I am judgmental.  I can be judge, jury and executioner without batting an eyelash.  If I feel I have all of the facts in front of me, attempting to change my mind without more facts that I was unaware of will be next to impossible.  Judge Judy is one of my heroes (yes, yes – I know it’s all a show – but I love her no-nonsense way of dealing with the people who present in front of her!).  Changing my mind is possible you just better do a good job of convincing me why it needs to be changed.

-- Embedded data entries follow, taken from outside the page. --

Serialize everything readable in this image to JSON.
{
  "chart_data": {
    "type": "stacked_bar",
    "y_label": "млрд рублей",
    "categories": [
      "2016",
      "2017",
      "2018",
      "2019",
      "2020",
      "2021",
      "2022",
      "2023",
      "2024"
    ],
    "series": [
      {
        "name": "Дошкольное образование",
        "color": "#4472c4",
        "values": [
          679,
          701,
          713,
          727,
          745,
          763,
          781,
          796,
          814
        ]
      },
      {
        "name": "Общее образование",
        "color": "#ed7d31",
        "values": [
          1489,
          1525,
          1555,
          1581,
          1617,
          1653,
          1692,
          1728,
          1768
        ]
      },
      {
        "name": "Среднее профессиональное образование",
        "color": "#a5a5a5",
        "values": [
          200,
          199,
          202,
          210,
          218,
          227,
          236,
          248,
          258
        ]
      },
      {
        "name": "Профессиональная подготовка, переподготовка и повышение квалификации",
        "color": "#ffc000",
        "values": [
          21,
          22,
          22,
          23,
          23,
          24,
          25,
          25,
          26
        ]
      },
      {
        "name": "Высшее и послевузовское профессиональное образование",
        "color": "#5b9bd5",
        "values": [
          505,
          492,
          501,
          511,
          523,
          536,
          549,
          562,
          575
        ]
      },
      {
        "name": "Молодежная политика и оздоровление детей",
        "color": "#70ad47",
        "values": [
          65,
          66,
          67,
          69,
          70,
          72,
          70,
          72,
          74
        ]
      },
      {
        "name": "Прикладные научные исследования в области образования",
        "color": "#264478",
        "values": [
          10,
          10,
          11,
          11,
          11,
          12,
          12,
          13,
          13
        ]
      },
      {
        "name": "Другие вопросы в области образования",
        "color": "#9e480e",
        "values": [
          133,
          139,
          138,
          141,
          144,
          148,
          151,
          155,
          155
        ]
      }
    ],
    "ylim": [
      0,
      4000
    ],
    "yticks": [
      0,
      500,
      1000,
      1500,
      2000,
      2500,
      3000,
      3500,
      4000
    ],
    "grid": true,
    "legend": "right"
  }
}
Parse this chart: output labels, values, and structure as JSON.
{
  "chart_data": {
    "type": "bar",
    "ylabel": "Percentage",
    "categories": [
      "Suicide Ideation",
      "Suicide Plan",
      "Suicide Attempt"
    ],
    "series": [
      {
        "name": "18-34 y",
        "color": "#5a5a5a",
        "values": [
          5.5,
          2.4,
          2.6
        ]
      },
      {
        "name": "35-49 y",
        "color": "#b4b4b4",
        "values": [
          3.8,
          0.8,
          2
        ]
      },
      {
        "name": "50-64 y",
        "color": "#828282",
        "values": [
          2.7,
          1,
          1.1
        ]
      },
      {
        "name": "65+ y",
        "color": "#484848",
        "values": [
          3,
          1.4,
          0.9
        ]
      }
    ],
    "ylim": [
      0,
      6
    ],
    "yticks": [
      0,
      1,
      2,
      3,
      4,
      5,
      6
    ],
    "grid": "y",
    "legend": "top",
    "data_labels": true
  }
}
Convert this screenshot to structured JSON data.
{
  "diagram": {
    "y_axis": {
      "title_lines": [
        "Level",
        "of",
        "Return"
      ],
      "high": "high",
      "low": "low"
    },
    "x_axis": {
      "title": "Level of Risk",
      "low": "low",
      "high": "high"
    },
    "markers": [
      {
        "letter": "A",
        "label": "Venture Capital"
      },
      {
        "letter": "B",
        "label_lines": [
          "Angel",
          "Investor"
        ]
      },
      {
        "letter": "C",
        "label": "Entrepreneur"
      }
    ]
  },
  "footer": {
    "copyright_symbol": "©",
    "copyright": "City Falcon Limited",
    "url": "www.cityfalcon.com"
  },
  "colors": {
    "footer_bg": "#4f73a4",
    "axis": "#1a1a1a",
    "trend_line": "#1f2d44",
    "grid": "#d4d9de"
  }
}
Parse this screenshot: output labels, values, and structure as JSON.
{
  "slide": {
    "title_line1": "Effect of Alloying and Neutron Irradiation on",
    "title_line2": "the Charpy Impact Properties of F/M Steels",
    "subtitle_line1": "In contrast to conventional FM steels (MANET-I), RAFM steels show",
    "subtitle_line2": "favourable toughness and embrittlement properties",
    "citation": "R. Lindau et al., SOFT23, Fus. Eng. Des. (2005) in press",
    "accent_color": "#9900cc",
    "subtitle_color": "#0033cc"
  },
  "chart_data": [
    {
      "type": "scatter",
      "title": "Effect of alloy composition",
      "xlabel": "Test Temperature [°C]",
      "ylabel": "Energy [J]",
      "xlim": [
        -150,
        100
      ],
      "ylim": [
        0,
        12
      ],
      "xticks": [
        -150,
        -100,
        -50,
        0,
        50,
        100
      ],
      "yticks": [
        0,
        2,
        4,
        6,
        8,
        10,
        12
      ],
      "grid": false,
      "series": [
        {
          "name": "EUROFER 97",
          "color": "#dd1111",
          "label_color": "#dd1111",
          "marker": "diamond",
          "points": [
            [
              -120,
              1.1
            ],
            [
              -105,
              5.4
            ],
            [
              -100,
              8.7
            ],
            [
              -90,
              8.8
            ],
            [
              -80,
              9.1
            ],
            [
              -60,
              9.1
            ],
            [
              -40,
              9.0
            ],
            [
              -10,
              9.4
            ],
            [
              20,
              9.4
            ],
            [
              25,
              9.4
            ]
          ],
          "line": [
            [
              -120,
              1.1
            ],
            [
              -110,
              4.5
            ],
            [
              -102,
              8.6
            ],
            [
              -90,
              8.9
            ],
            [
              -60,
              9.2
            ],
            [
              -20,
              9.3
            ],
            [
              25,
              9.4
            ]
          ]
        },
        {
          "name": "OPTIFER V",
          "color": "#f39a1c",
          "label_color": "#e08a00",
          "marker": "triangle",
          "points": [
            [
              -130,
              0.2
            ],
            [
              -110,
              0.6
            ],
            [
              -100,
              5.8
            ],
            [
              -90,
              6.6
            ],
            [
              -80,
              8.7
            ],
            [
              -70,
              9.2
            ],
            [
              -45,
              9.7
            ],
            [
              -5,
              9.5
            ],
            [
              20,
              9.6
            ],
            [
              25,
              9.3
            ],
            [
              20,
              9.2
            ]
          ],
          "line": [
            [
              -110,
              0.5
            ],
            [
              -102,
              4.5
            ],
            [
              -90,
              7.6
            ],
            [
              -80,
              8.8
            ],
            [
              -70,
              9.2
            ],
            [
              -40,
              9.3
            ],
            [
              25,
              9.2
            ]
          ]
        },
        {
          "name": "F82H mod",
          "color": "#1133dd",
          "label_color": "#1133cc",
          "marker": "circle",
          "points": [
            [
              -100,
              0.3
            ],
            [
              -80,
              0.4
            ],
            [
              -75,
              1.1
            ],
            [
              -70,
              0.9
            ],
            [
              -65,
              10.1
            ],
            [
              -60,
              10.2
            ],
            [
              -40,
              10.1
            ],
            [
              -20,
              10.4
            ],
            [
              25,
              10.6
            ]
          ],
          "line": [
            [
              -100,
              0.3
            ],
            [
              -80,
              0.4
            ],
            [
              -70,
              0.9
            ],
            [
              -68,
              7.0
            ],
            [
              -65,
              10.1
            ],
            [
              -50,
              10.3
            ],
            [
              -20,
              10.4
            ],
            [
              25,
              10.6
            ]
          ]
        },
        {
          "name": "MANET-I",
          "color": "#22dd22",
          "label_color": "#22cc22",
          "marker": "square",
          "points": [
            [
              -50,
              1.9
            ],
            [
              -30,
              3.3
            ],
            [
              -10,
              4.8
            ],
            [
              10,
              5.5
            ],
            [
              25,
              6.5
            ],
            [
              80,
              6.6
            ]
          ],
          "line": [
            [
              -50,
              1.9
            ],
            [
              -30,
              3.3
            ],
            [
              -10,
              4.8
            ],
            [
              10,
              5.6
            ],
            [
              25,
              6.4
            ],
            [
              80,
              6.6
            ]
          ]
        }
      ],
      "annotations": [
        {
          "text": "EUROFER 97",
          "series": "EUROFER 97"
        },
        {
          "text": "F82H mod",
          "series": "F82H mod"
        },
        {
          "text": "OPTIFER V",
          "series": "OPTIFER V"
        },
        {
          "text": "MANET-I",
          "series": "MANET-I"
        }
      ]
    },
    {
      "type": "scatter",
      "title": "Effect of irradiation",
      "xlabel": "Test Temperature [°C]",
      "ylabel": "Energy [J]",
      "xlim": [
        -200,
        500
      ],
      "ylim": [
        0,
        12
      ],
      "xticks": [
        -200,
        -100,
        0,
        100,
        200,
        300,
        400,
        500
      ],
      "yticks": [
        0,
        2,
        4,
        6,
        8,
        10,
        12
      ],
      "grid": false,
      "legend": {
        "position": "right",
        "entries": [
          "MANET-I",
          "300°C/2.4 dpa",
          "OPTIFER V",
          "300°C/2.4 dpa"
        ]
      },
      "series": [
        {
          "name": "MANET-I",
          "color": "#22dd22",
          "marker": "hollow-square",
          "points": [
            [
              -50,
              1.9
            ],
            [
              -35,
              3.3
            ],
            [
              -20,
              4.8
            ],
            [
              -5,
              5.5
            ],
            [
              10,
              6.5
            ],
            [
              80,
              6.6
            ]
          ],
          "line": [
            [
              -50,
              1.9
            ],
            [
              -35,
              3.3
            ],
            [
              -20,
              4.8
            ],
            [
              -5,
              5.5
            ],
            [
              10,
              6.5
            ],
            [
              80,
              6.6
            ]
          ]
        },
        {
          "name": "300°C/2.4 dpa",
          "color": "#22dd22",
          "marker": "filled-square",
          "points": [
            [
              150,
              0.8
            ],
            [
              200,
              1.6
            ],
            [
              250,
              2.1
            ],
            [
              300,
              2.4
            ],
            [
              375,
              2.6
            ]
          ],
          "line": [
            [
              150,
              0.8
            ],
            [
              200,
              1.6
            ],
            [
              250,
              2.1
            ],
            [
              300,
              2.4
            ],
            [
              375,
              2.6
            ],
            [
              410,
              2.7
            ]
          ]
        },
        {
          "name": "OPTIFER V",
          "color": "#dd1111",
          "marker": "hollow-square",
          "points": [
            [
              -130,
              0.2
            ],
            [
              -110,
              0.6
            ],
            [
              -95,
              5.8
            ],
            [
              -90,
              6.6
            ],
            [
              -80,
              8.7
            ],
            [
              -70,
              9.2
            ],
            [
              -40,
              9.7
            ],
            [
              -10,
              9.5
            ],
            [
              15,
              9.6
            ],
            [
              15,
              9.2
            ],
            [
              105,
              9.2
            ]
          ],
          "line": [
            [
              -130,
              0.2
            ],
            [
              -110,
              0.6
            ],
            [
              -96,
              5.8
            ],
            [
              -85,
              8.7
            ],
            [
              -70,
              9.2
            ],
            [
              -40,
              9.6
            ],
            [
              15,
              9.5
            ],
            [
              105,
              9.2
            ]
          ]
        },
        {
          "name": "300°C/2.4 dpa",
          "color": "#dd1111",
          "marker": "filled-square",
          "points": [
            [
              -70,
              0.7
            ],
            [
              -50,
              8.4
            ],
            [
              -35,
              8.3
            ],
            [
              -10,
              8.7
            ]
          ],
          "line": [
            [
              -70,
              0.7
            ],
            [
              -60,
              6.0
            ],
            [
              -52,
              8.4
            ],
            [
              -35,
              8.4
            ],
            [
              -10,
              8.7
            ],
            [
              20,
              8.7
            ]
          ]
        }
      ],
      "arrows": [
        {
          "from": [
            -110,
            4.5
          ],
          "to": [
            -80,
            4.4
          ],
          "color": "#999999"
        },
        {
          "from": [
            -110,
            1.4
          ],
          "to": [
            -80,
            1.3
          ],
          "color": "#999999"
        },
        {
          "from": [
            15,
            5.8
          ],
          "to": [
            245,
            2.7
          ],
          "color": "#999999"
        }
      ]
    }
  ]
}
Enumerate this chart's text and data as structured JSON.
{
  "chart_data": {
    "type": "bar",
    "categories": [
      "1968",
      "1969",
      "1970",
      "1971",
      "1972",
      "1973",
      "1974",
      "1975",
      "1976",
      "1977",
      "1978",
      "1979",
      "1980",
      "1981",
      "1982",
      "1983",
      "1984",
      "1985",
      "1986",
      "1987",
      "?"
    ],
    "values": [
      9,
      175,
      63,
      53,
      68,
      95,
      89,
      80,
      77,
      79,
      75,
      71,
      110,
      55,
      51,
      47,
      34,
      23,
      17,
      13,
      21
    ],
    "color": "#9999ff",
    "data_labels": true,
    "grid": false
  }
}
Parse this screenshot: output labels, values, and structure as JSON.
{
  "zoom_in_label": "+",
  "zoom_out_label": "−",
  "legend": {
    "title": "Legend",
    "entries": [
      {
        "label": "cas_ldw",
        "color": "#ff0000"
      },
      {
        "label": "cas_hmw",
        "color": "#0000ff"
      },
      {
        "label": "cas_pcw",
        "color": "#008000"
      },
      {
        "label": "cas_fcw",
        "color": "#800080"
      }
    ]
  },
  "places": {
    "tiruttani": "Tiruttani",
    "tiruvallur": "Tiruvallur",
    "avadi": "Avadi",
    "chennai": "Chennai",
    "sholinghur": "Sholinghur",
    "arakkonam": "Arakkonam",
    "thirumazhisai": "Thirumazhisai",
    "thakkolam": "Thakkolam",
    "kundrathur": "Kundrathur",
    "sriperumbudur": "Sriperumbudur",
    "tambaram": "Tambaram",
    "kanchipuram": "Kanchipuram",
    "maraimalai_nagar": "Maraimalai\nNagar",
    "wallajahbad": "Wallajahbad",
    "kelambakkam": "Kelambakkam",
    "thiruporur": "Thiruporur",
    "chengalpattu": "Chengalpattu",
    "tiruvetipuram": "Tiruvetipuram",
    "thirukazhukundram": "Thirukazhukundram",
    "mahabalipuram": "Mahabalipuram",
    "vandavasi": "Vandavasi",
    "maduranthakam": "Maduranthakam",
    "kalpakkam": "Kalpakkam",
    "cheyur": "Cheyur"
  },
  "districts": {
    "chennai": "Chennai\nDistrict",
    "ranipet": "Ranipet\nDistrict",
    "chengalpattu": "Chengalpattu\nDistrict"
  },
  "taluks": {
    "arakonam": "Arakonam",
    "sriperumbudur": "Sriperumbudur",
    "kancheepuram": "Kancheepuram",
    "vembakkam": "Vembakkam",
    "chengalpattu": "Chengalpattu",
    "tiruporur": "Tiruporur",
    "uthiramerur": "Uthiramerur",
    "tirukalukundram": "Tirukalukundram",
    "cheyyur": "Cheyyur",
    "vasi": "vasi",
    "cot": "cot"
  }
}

I don’t know if being judgmental is a good thing or a bad thing…the jury’s still out.  J

However, one of the biggest things I have struggled with as a step-mom is empathy for the bio-mom in my life – Jetsam.  I look at her life and cannot understand why she is where she is at.  I look at it from an outsider’s perspective and say, “If she’d only do this, that and the other, then her life would be so much better!”  I cannot for the life of me understand why she will not do the things I find so obvious or easy.  Things like the following:

  • Getting a GED.  She dropped out of high school in 10th grade and never went back.  Supposedly, she’s attempted to get her GED recently (within the last 10 years), but failed the course by 2 points or 2 questions – I can’t remember which.  So she gave up and never tried again.  WHAT?!?  If I had failed by 2 points, I’d have my butt right back in the testing chair and doing it again – not giving up and saying, “See!  I told you I couldn’t do it!”  See – lack of empathy to her situation makes me a bad person.
  • Staying in one place.  I totally understand the need to move if/when necessary, but this woman has moved somewhere in the neighborhood of 15-18 times in the last 10 years (I’ve lost count).  On average, she’s moved every 6-8 months.  To me, being stable will mean a stable job, stable home life, and stable family.  For whatever reason, she cannot stay in one place – but blames us for the inability to stay put.  Again – lack of empathy to her situation prevents me from understanding her reasoning.
  • Pulling the “she’s a single mom” card (she still has Flounder living with her full time).  However, she doesn’t receive child support for him – it’s not worth her time to file for it.  Hun and I have begged her to file for support; that it would make her life easier – at least there would be a record on file, even if she never receives a dime.  When she first lost custody of Hun’s kids, she also lost the child support she was receiving.  She tried to file for Flounder at that time, but because of our state laws, the state automatically named Hun as his father.  Since she knows Hun isn’t the father, she never bothered showing up for the hearing, since she didn’t show up, the state closed the case.  Hun was willing to do the paternity testing the state would have required – he was willing to jump through the state’s hoops – he showed up for the hearing.  It wasn’t worth her time to jump through the hoops the state set up to receive support – but it sure isn’t hard for her to blame us for all of her struggles.  There it is again – lack of empathy to her situation hinders me from understanding her motives.

There they are – all of my faults – at least the ones I’m willing to cop to.  All of these faults have hindered me in a step-family and as a step-mom in particular at one time or another.  However, I also contend that they have helped me as well. 

Judge me for yourselves.  Comments on anything that I blog is welcomed – including my faults.